- 1950 Gilt-Edge release

Single by Arkie Shibley and His Mountain Dew Boys
- Released: November 1950
- Genre: Western swing
- Label: Gilt-Edge
- Songwriter: George Wilson (credited)

= Hot Rod Race =

"Hot Rod Race" is a Western swing song about a fictional street race between hot rod customized cars in California, first recorded by Arkie Shibley, and released in November 1950. The comical lyrics relate a night-time race between a custom Ford and a Mercury, from the perspective of the Ford's driver. The race begins outside San Pedro and the drivers race through many towns, evading the police, before both cars are finally overtaken by a faster driver, "a kid in a hopped-up Model A".

With its hard driving boogie woogie beat and talking blues vocals, "Hot Rod Race" is sometimes named as one of the first rock and roll songs. It also broke new ground in tapping into hot rod and street racing culture, their terminology and slang. Its popularity inspired a series of hot rod songs and fast car songs from other artists and genres recorded for the car culture of the 1950s and 60s.

==History==
The writing of the song was credited to George Wilson, but some sources suggest that it was in fact the work of George's 17-year-old son, Ron Wilson. George Wilson took the song to Shibley, who in turn took it to Bill McCall, owner of 4 Star Records in Pasadena, California. After McCall turned it down, Shibley recorded and released it on his own Mountain Dew label, but after it started to become popular McCall reconsidered and reissued the recording on the 4 Star subsidiary label, Gilt-Edge. Released as Gilt-Edge 5021, and credited to Arkie Shibley and His Mountain Dew Boys, it became a national hit, staying on the charts for seven weeks, peaking at number five in 1951. More polished cover versions were soon recorded on major labels by Ramblin' Jimmie Dolan (Capitol), Red Foley (Decca), and Tiny Hill (Mercury). Hill's version reached number seven on the Country chart and number 29 on the pop chart.

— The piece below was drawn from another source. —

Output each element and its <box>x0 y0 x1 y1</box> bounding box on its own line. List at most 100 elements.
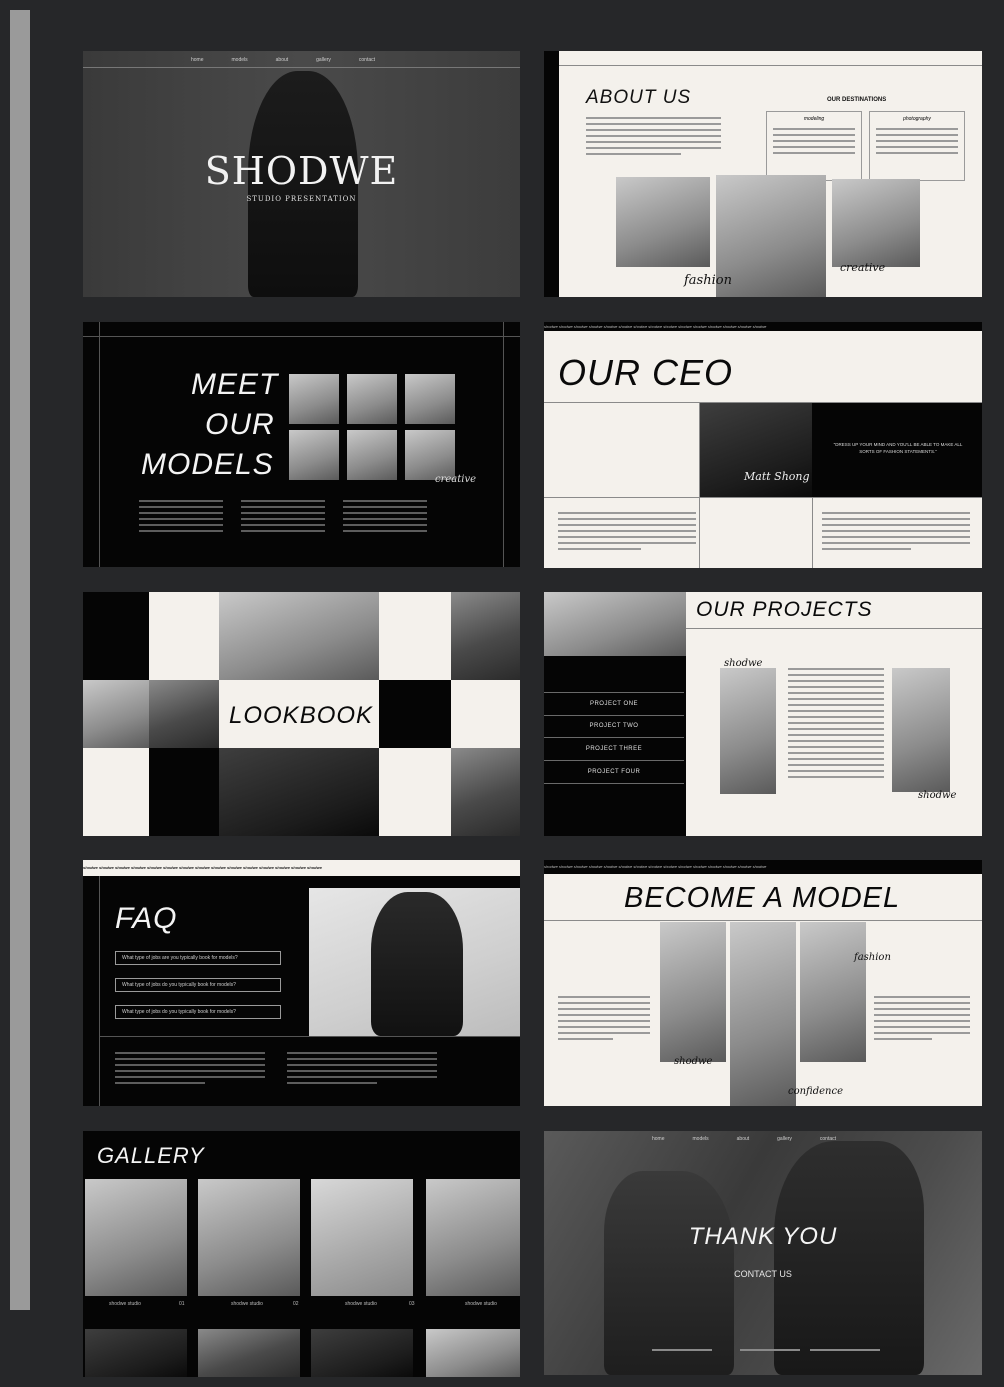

Shibley's record may have climbed higher and outpaced any of the others, but his second verse opened up with:

Now along about the middle of the night
We were ripping along like white folks might.

Eastern radio stations, never a fan of Western swing anyway, refused to play it. Dolan changed the verse to say "plain folks"; Hill to "rich folks"; and Foley to "poor folks".

==Legacy==
"Hot Rod Race" prompted the even more successful answer song "Hot Rod Lincoln", a hit for Charlie Ryan (recorded 1955 and 1959, charted 1960, No. 33 pop), Johnny Bond (1960, No. 26 pop) and Commander Cody (1972, No. 9 pop). Shibley's record also directly influenced Chuck Berry's "Maybellene", Gene Vincent's "Race With The Devil", and the succession of hot rod records by the Beach Boys and others in the early 1960s.